You feed your active pet using the 'feed your pet' icon, the one that looks like a dog biscuit. Click the 'feed your pet' icon, then click the food in your inventory that you want to feed to your pet. The pet may accept the food, but if the food is a wrong type or the food item level is too low, may reject it. Feeding your pet does not restore health nor buff the pet, but instead makes the pet happier, increasing it's effectiveness, and over time, its loyalty.

Hunter pets generally need food of around their level. Down to a food item level 9 levels below the pet's level, the pet gets full satisfaction from the food. Food of an even lower item level provides diminishing pet satisfaction, about half lost (multiplicative) each 10 levels. If the food's item level is too low, 30 levels less than the pet's level, they will refuse to eat it. Unlike player characters, pets can consume food of a much higher level than they are, but they get no additional satisfaction out of it, the (rather costly) extra levels are wasted.

Sources of food

Food can easily be purchased from NPC vendors. The food vendors are well distributed and very common, for instance all inns have food for sale, but finding the specific food type vendor when you need it for your pet can be a pain. Gorillas eat only fruit and fungus, for example, and you may be hard pressed to find the vendors. Vended foods are always of the consumable type, so the vended fish is always the cooked version.

Food items can be gotten as quest rewards. These are helpful, but limited; if you use a lot of food (hunters) you will need other sources. These are often the same item as a vended food.

Consumable food and food ingredients are frequently dropped by mobs.

  • Humanoid mobs drop edible food of a random type as if they were carrying it to consume it. These are often the same item as a vended food.
  • Many beast mobs frequently drop food ingredient meat, representing their flesh. The most restricted diet pets will eat only meat, but because it drops so often, they are easy pets to feed.
  • Aquatic and semi-aquatic mobs will often drop fish. It is always the uncooked version, and often has the name 'raw ...' but is not of the food type Raw Fish. This usually appears to represent stomach contents, but Loch Frenzy drops Inv misc fish 03 [Raw Loch Frenzy], and it is unclear whether this is stomach contents or its own flesh.
  • Some aquatic humanoids, like murlocs and nagas can drop clams. Clams are not food per say, but are container items which contain clam meat (and sometimes a pearl as well). It is useful to know that as containers, clams do not stack; but the contents do stack, so it is usually best for inventory management to open clams as soon as you get them. Clam meat is an ingredient, not a consumable.

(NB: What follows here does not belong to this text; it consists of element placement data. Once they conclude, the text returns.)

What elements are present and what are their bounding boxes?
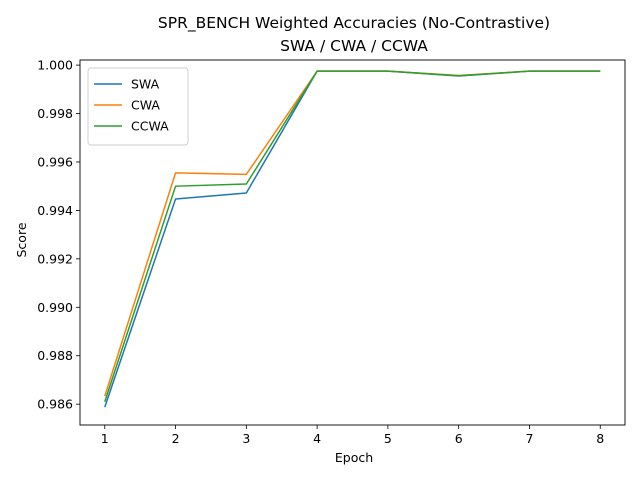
x-axis-label: Epoch: [335, 450, 373, 465]
series-line-ccwa: [104, 70, 601, 402]
y-tick-label: 0.992: [37, 251, 73, 266]
y-tick-label: 0.996: [37, 154, 73, 169]
y-tick-label: 0.994: [37, 203, 73, 218]
x-tick-label: 7: [525, 431, 533, 446]
x-tick-label: 6: [455, 431, 463, 446]
y-tick-label: 0.986: [37, 397, 73, 412]
plot-area-frame: [79, 59, 626, 426]
legend-label-ccwa: CCWA: [131, 119, 169, 134]
x-tick-label: 3: [242, 431, 250, 446]
chart-subtitle: SWA / CWA / CCWA: [280, 37, 428, 55]
x-tick-label: 4: [313, 431, 321, 446]
y-tick-label: 0.988: [37, 348, 73, 363]
series-lines: [104, 70, 601, 408]
x-tick-label: 2: [172, 431, 180, 446]
y-tick-label: 0.990: [37, 300, 73, 315]
x-tick-label: 8: [596, 431, 604, 446]
y-tick-label: 0.998: [37, 106, 73, 121]
y-axis-label: Score: [14, 222, 29, 257]
legend-label-swa: SWA: [131, 77, 160, 92]
y-axis-ticks: 0.986 0.988 0.990 0.992 0.994 0.996 0.998 1.000: [37, 58, 80, 412]
x-axis-ticks: 1 2 3 4 5 6 7 8: [101, 425, 604, 446]
x-tick-label: 5: [384, 431, 392, 446]
legend: SWA CWA CCWA: [87, 67, 189, 146]
x-tick-label: 1: [101, 431, 109, 446]
y-tick-label: 1.000: [37, 58, 73, 73]
legend-label-cwa: CWA: [131, 98, 160, 113]
chart-title: SPR_BENCH Weighted Accuracies (No-Contra…: [158, 14, 550, 33]
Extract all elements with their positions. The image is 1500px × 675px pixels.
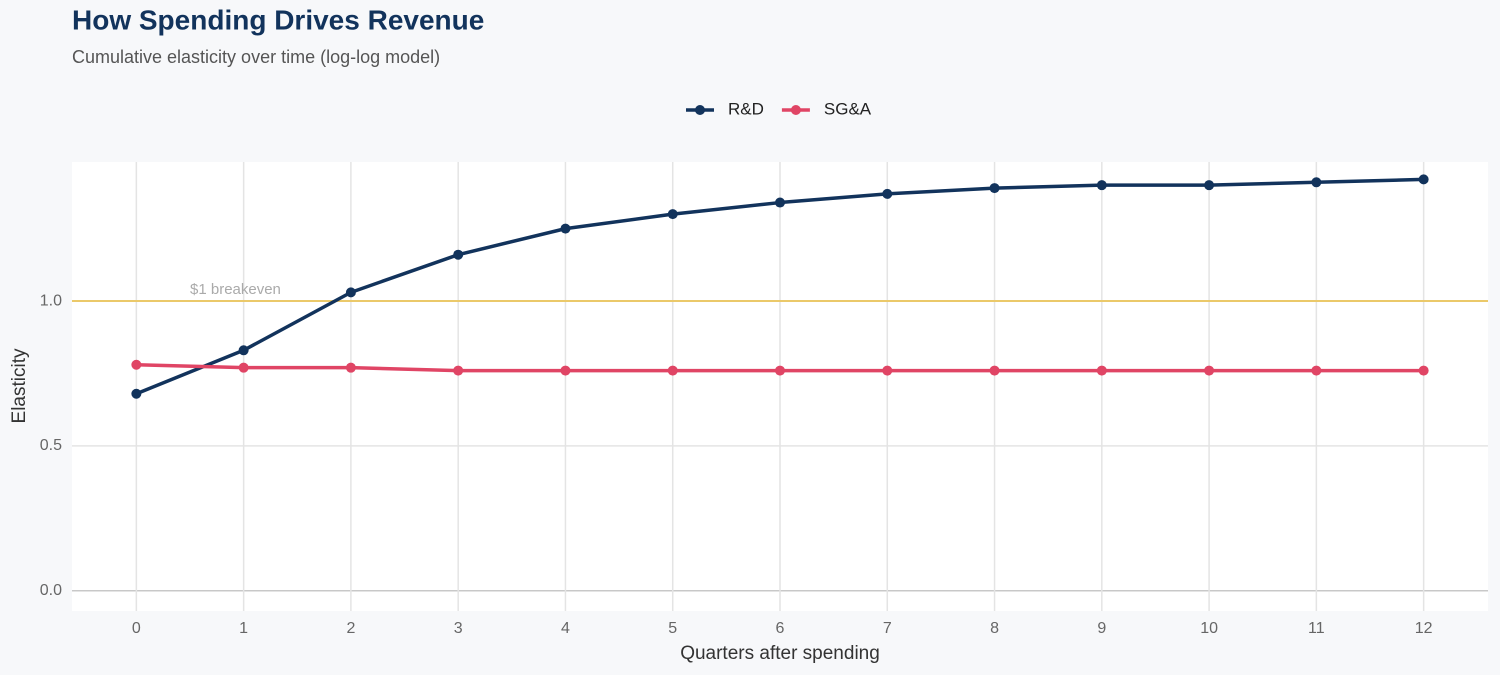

You can often find edible food in chests. These will be of any food type. These are often the same item as a vended food.

Fish can be obtained by fishing. You should be able to keep yourself supplied with fish if you need it, and you should be able to purchase other players' surplus fish at the auction house. So fish eating pets are easy to feed as well.

Food can be made by player characters using the cooking profession, a secondary profession that all player characters can learn. (It does not count against their primary profession quota.) Cooking will make food ingredients that are inedible by player characters into consumable food products. Often, higher level recipes will use similar ingredients and produce better quality food. Many fish can be eaten raw but have better food properties when cooked. Buffing food is primarily made by cooking. The food in demand by players for their characters, as opposed to pets, is invariably cooked food or a hard to find food ingredient used to make the food they want to cook. Pets can eat cooked food of the proper type, but do not get the benefit of the increased stats.

Mages can conjure bread type food (and can conjure drinks). The level of the food and corresponding restorative value increases as the mage learns more powerful versions of the conjure food spell. Conjured food is mostly the same as other food during play but cannot be sold on the auction house nor to vendors and disappears when you log out. Creating food consumes mana, so plan ahead and ask for food before the battle starts and mana becomes a critical resource. Conjured bread can be used to feed bread eating pets.